For this reason, the company’s prospects for the future look better than the gloom and doom reports of earlier this year. While investors has expected a loss in excess of 160 billion Yen in the last year, the company instead performed better with a loss of only 85.6 billion Yen. These better than expected figures resulted the company’s stock price increasing by 0.8% on the news.
But before anybody gets too excited, it’s important to remember that the company is still making very severe losses. The question needs to be asked: is the PlayStation 4 really going to be enough to turn the company around?
Even Sony believes that much more need to be done. It has identified its Xperia smartphone line as its largest point of weakness and operational losses.

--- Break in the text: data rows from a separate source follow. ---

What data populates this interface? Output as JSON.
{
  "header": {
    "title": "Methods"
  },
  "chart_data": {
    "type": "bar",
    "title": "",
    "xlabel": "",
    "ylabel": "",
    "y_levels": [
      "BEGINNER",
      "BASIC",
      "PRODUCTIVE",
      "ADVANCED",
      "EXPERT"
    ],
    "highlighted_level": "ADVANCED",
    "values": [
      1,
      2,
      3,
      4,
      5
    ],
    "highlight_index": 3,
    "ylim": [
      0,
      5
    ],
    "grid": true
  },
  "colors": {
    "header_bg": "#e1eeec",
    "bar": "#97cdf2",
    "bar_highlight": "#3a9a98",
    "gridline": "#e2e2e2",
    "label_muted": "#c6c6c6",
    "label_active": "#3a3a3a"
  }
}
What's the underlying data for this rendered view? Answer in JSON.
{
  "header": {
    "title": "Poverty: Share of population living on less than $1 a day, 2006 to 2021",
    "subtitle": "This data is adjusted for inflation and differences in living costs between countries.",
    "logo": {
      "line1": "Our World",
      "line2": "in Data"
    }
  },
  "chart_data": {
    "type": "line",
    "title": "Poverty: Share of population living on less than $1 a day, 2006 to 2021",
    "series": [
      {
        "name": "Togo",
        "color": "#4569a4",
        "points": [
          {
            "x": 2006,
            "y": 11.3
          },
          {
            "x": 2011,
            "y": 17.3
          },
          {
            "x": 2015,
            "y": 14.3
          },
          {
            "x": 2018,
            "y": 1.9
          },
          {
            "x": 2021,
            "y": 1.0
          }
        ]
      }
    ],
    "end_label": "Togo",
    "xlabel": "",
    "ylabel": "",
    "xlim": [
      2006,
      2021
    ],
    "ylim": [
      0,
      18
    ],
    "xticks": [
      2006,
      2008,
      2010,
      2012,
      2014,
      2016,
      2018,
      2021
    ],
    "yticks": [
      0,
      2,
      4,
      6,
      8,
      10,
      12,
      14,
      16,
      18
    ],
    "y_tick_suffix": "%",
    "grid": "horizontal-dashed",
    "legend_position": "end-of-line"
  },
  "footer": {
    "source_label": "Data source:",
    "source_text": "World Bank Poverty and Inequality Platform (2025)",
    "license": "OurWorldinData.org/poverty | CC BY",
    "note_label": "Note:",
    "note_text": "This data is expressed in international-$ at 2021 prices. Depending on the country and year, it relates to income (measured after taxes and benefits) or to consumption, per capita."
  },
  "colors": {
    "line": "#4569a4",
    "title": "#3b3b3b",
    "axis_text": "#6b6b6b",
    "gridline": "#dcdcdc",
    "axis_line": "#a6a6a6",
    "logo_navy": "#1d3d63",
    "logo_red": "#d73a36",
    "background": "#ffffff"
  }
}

With this knowledge the company is planning to scale back its smartphone production, especially for East Asian markets like China where local competitors like Lenovo and Oppo have managed to massively outsell the more expensive Japanese and Korean phones.
This however, seems like a stop-gap measure. What Sony really needs to turn itself around is to re-establish itself as a brand people immediately associate with cool and innovative consumer electronics. To do this, they need a unique flagship product, which will be judged to be worthy of its high costs. This is by no means an easy feat, but it is probably the company’s last chance to regain its former glory.